Berlins Innensenator Andreas Geisel (SPD) kündigt jedenfalls eine „deutlich erhöhte Polizeipräsenz“ in der Stadt an. Die Betreiber der Berliner Weihnachtsmärkte bittet er, die Märkte am Dienstag zu schließen oder gar nicht erst zu öffnen – dies allerdings aus „Pietätsgründen“.

Am späten Vormittag hatte der Weihnachtsmarkt am Gendarmenmarkt im Stadtzentrum noch geöffnet. Es sei allerdings deutlich weniger los als an den anderen Tagen zur gleichen Zeit, sagt der Aufseher am Eingang und bittet, einen Blick in die Tasche werfen zu können. Ebenfalls am Eingang stehen zwei Polizisten. Bisher seien Kollegen vor allem wegen möglicher Taschendiebe im Einsatz gewesen, sagt einer der Beamten. Seit heute sei die Einsatzhundertschaft abgestellt, die bei größeren Veranstaltungen wie Fußballspielen oder Demonstrationen vor Ort ist.

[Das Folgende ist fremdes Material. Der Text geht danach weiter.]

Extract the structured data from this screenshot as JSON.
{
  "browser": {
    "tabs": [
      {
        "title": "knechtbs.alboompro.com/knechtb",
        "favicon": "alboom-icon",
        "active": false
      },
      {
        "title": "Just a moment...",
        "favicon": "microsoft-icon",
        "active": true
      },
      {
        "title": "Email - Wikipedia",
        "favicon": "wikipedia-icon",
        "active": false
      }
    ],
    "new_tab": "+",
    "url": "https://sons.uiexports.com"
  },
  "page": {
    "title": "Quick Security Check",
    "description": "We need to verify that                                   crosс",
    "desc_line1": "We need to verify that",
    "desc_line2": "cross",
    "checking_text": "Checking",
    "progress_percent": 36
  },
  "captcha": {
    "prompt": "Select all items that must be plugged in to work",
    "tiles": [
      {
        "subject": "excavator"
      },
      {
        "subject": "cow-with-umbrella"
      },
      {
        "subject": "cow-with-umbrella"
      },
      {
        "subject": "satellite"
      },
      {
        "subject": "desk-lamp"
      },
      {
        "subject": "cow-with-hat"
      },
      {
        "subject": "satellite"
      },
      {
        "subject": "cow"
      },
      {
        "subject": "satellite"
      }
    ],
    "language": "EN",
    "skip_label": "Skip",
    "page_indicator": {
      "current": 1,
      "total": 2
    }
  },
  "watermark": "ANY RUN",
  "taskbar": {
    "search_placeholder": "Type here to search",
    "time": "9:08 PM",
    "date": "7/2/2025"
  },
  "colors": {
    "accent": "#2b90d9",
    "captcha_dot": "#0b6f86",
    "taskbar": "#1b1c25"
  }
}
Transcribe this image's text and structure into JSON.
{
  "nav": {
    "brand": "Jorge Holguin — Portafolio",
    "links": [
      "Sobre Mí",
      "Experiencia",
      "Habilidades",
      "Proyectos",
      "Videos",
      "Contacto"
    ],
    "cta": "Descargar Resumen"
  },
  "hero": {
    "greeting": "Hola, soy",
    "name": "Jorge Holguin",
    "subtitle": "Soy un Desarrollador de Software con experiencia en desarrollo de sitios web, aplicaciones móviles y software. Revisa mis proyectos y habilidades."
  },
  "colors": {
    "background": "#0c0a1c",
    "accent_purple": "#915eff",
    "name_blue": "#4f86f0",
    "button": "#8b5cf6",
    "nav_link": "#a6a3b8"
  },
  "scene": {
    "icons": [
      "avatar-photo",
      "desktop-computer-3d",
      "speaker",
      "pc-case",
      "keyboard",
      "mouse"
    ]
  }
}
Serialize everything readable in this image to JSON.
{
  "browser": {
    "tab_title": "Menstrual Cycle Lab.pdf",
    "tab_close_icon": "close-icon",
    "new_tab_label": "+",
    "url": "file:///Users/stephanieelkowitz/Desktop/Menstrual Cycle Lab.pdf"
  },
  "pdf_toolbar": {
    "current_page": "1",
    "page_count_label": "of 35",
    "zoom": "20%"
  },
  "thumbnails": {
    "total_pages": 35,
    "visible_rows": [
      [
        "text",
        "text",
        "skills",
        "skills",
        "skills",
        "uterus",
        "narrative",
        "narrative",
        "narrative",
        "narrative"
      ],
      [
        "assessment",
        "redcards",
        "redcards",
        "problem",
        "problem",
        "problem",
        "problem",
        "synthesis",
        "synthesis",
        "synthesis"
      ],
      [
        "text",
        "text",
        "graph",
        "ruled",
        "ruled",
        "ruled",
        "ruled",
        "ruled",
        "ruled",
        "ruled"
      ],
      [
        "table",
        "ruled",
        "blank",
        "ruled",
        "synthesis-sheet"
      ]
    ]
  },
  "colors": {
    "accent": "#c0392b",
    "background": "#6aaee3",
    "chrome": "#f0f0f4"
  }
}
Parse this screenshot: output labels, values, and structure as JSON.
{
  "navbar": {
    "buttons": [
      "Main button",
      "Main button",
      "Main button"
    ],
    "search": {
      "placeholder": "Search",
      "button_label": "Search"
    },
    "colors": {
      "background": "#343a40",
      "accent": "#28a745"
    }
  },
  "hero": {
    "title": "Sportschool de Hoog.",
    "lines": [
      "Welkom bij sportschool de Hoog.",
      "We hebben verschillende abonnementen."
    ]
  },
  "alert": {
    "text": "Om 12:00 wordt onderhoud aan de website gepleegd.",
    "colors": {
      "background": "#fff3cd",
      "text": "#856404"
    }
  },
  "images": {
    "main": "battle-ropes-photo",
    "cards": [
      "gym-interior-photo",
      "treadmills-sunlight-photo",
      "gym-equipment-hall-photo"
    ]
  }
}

Ein Paar aus Holland spaziert vorbei in den Mark hinein. Angst habe man keine, sagt die Frau. Der Anschlag sei aber „natürlich schrecklich.“

In der Nähe des Tatorts – der etwa 30 Minuten mit der U-Bahn vom Stadtzentrum entfernt ist – sieht das ein Tourist aus Griechenland anders. Sein Hotel liege gleich um die Ecke. Und ja, seit Montagabend sei er verängstigt. Mit der U-Bahn fahre er nun deshalb nicht mehr.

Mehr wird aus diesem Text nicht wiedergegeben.